En l’absence de dommages et intérêts, il ne peut y avoir de capitalisation des intérêts échus.
Le Tribunal déboutera la SAS ALLIANCE de sa demande de capitalisation des intérêts échus depuis une année entière au moins dans les conditions de l’article 1343-2 du Code Civil.
5) Sur les frais irrépétibles et les dépens :
Il paraît inéquitable de laisser à la charge de la société PRELUDE FINANCES et Monsieur, [H] les frais non inclus dans les dépens.
En conséquence, le Tribunal condamnera la SAS ALLIANCE à payer la somme de 5 000 euros à la société PRELUDE FINANCES et à payer la somme de 5 000 € à Monsieur, [H], sur le fondement de l’article 700 du Code de Procédure Civile.

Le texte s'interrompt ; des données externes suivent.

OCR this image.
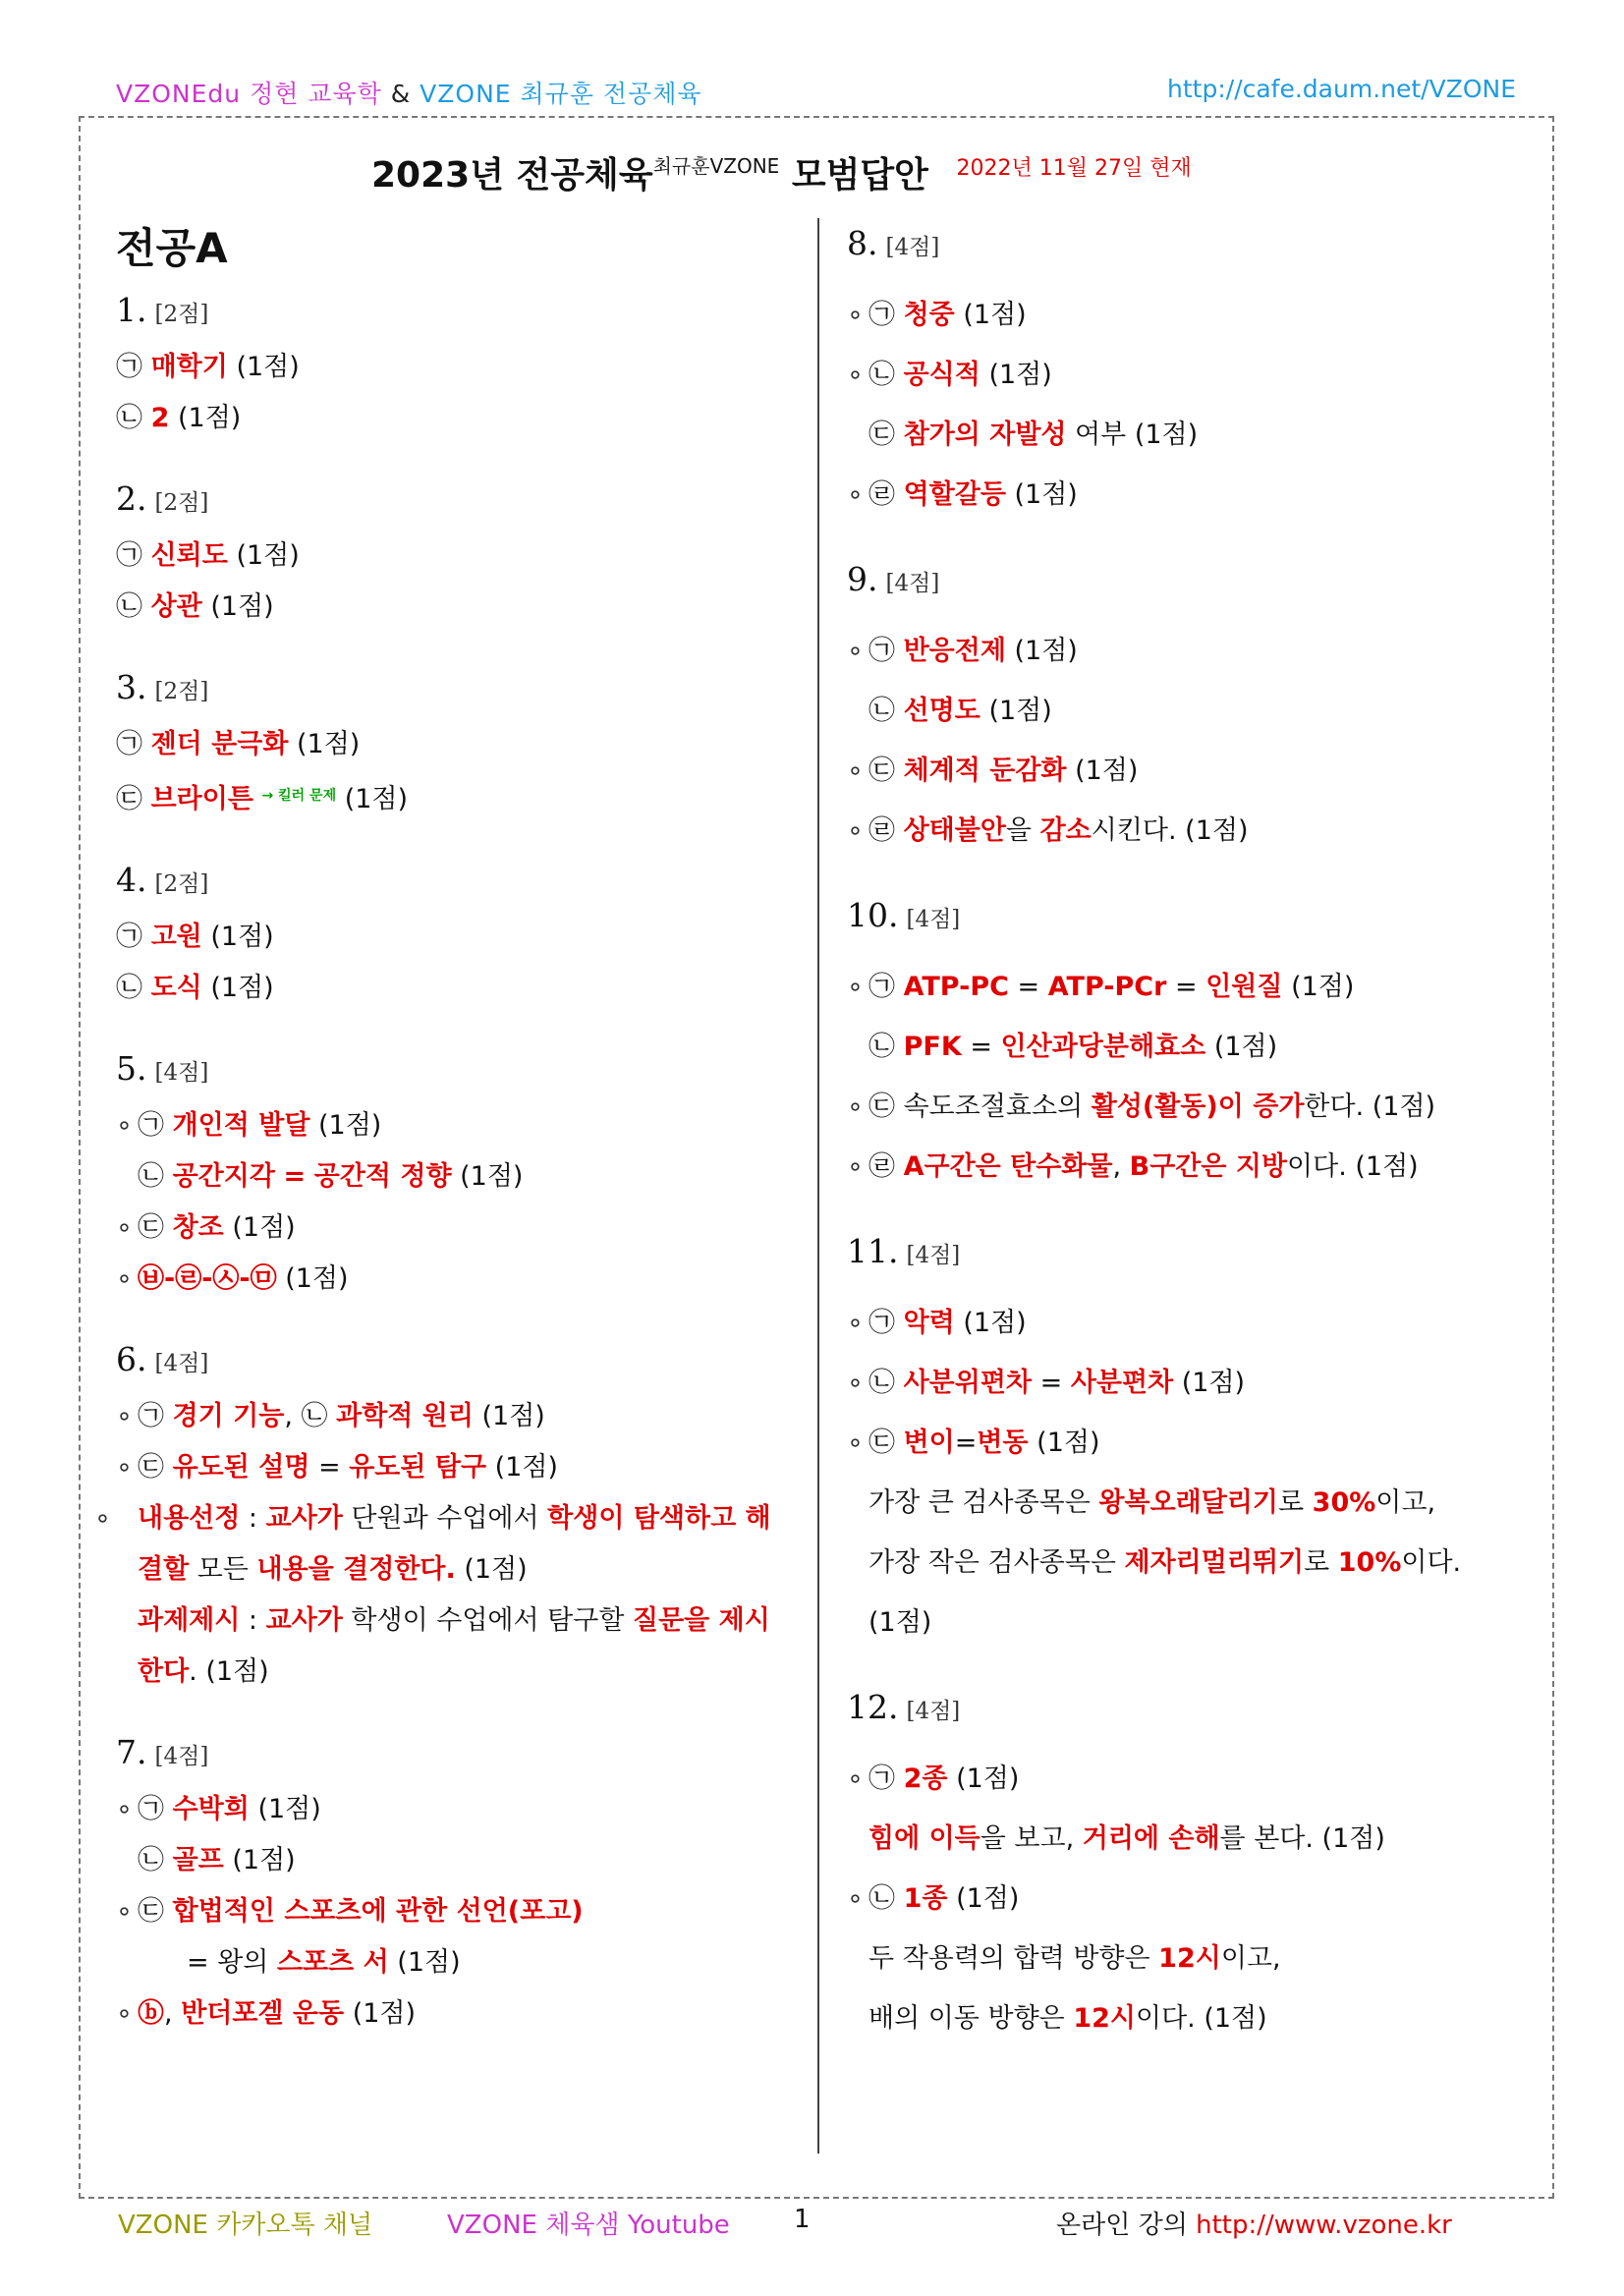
VZONEdu 정현 교육학 & VZONE 최규훈 전공체육	http://cafe.daum.net/VZONE
2023년 전공체육$^{최규훈VZONE}$ 모범답안 $^{2022년 11월 27일 현재}$
전공A
1. [2점]
㉠ 매학기 (1점)
㉡ 2 (1점)
2. [2점]
㉠ 신뢰도 (1점)
㉡ 상관 (1점)
3. [2점]
㉠ 젠더 분극화 (1점)
㉢ 브라이튼 $^{\to 킬러 문제}$ (1점)
4. [2점]
㉠ 고원 (1점)
㉡ 도식 (1점)
5. [4점]
∘ ㉠ 개인적 발달 (1점)
㉡ 공간지각 = 공간적 정향 (1점)
∘ ㉢ 창조 (1점)
∘ ㉥-㉣-㉦-㉤ (1점)
6. [4점]
∘ ㉠ 경기 기능, ㉡ 과학적 원리 (1점)
∘ ㉢ 유도된 설명 = 유도된 탐구 (1점)
∘ 내용선정 : 교사가 단원과 수업에서 학생이 탐색하고 해결할 모든 내용을 결정한다. (1점)
과제제시 : 교사가 학생이 수업에서 탐구할 질문을 제시한다. (1점)
7. [4점]
∘ ㉠ 수박희 (1점)
㉡ 골프 (1점)
∘ ㉢ 합법적인 스포츠에 관한 선언(포고)
= 왕의 스포츠 서 (1점)
∘ ⓑ, 반더포겔 운동 (1점)
8. [4점]
∘ ㉠ 청중 (1점)
∘ ㉡ 공식적 (1점)
㉢ 참가의 자발성 여부 (1점)
∘ ㉣ 역할갈등 (1점)
9. [4점]
∘ ㉠ 반응전제 (1점)
㉡ 선명도 (1점)
∘ ㉢ 체계적 둔감화 (1점)
∘ ㉣ 상태불안을 감소시킨다. (1점)
10. [4점]
∘ ㉠ ATP-PC = ATP-PCr = 인원질 (1점)
㉡ PFK = 인산과당분해효소 (1점)
∘ ㉢ 속도조절효소의 활성(활동)이 증가한다. (1점)
∘ ㉣ A구간은 탄수화물, B구간은 지방이다. (1점)
11. [4점]
∘ ㉠ 악력 (1점)
∘ ㉡ 사분위편차 = 사분편차 (1점)
∘ ㉢ 변이=변동 (1점)
가장 큰 검사종목은 왕복오래달리기로 30%이고,
가장 작은 검사종목은 제자리멀리뛰기로 10%이다.
(1점)
12. [4점]
∘ ㉠ 2종 (1점)
힘에 이득을 보고, 거리에 손해를 본다. (1점)
∘ ㉡ 1종 (1점)
두 작용력의 합력 방향은 12시이고,
배의 이동 방향은 12시이다. (1점)
VZONE 카카오톡 채널	VZONE 체육샘 Youtube	1	온라인 강의 http://www.vzone.kr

Le Tribunal condamnera la SAS ALLIANCE aux entiers dépens.
PAR CES MOTIFS,
Le Tribunal, après en avoir délibéré conformément à la loi, statuant publiquement, contradictoirement et en premier ressort,
Dit que l’acte de cession de parts sociales est valide,
Déboute la SAS ALLIANCE de sa demande de nullité de la cession de parts sociales intervenue le 16 août 2018 entre la société PRELUDE FINANCES et la société DALIVIA,
Déboute la société ALLIANCE de sa demande de condamnation de la société PRELUDES FINANCES à payer la somme de 160 000 € correspondant au prix de cession, in solidum avec Monsieur, [H] au titre des dommages et intérêts mis à sa charge, avec intérêt au taux légal à compter de la délivrance de l’exploit introductif d’instance
Déboute la société ALLIANCE de sa demande de condamnation in solidum Monsieur, [H] et la société PRELUDES FINANCES à payer :
* la somme de 25 017,82 € à titre de dommages et intérêts correspondant au coût du prêt souscrit au titre de la cession litigieuse, déduction faite du prix de cession de 160 000 €, avec intérêt au taux légal à compter de la délivrance de l’exploit introductif d’instance,
* la somme de 133 507,02 € à titre de dommages et intérêts complémentaires en réparation du préjudice subi à l’occasion de la cession litigieuse, avec intérêt au taux légal à compter de la délivrance de l’exploit introductif d’instance.
Déboute la SAS ALLIANCE de sa demande de capitalisation des intérêts échus depuis une année entière au moins dans les conditions de l’article 1343-2 du Code Civil.
Condamne la SAS ALLIANCE à payer la somme de 5 000 euros à la société PRELUDE FINANCES et à payer la somme de 5 000 € à Monsieur, [H], sur le fondement de l’article 700 du Code de Procédure Civile.
Rappelle que la présente décision est de droit exécutoire conformément aux dispositions de l’article 514 du Code de Procédure Civile compte tenu de sa compatibilité avec la nature de l’affaire,
Déboute les parties de leurs autres demandes plus amples ou contraires,
Condamne la SAS ALLIANCE en tous les dépens, y compris les frais de greffe liquidés à la somme de 81,61 euros,
La minute du jugement est signée par le Président du délibéré et le Greffier.